Singolare la vicenda avvenuta a Padova nei giorni scorsi, dove una Preside ha inviato una lettera ad un docente della sua scuola per chiedere il motivo per il quale dopo un lungo periodo di congedo questo sia rientrato esattamente l’ultimo giorno prima delle vacanze natalizie per poi riassentarsi al rientro. La preside dell’Istituto padovano stupida dal comportamento del professore ha deciso di inviare una lettera, chiedendo appunto delle spiegazioni. Protagonista di questa storia è appunto un docente in congedo dall’inizio dell’anno scolastico il quale si è presentato a scuola il 23 dicembre ovvero l’ultimo giorno prima della chiusura natalizia per poi riassentarsi di nuovo il 9 gennaio, ovvero alla riapertura delle scuole. Ovviamente il professore è libero di poter rientrare così come di riassentarsi, fin qui niente da recriminare, ma perchè non continuare evitando così la ricerca dell’ennesima supplente con il risultato che gli alunni adesso dovranno abituarsi ad un nuovo insegnante, quando avrebbero potuto continuare con quello di prima. “Che senso ha rientrare solo per un giorno, il 23 dicembre, per poi stare a casa il giorno dopo e far perdere ai ragazzi un’insegnante entusiasta del suo lavoro?”, scrive la Preside dell’Istituto tecnico Severi della città di Padova, Nadia Vitale.

Stando a quanto è emerso, sembra che il professore di Diritto si sia assentato dal primo giorno di scuola per motivi personali per poi tornare in aula il 23 dicembre, giusto in tempo per presentare la nuova richiesta di congedo con decorrenza dal 9 gennaio 2017. La Preside, accogliendo la richiesta di congedo non ha potuto far altro che licenziare la supplente, una giovane molto contenta del suo lavoro e molto coinvolte che aveva conquistato ottimi risultati con gli alunni. “E, finalmente, il 23 dicembre, il giorno prima delle vacanze di Natale, lei si è presentato alle classi. Professore, io mi impegno a trasmettere le sue parole ai ragazzi e ai loro genitori che, insieme a me, si chiedono: cosa è venuto a fare? Poche ore dopo l’ingresso nella scuola, presentava all’ufficio personale una nuova richiesta di congedo, stavolta dal 9 gennaio 2017”, si legge nella lettera scritta dalla Presiede ed indirizzata al docente di Diritto.

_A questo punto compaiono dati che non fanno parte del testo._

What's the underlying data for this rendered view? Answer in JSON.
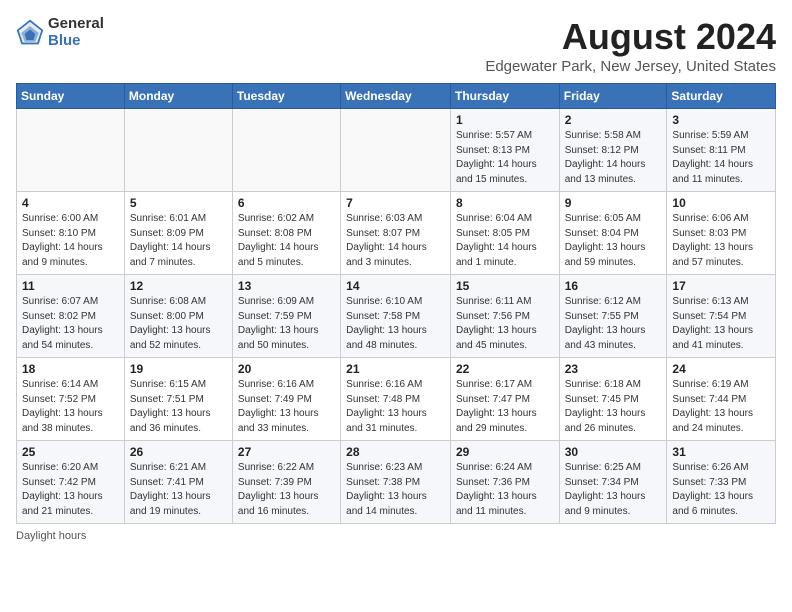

Ovviamente la supplente licenziata non potrà riottenere il posto e dunque adesso la scuola dovrà rimettersi alla ricerca di una nuova supplente. “Noi non ci siamo persi d’animo: la tenacia è una delle virtù della scuola italiana, bellissima e disgraziata. Abbiamo ricominciato, durante le vacanze di Natale, a cercare un nuovo supplente. Perché, come lei — che insegna Diritto — sa bene, non si può richiamare il supplente precedente, per bravo che sia, se il periodo di assenza è stato interrotto dal rientro del titolare, pur se per un giorno soltanto”, si legge ancora nella lettera. “Cosa ci è venuto a fare, nella nostra scuola, il 23 dicembre?”, termina con questa domanda la lettera della Preside. Adesso vediamo cosa e se risponderà il docente di Diritto.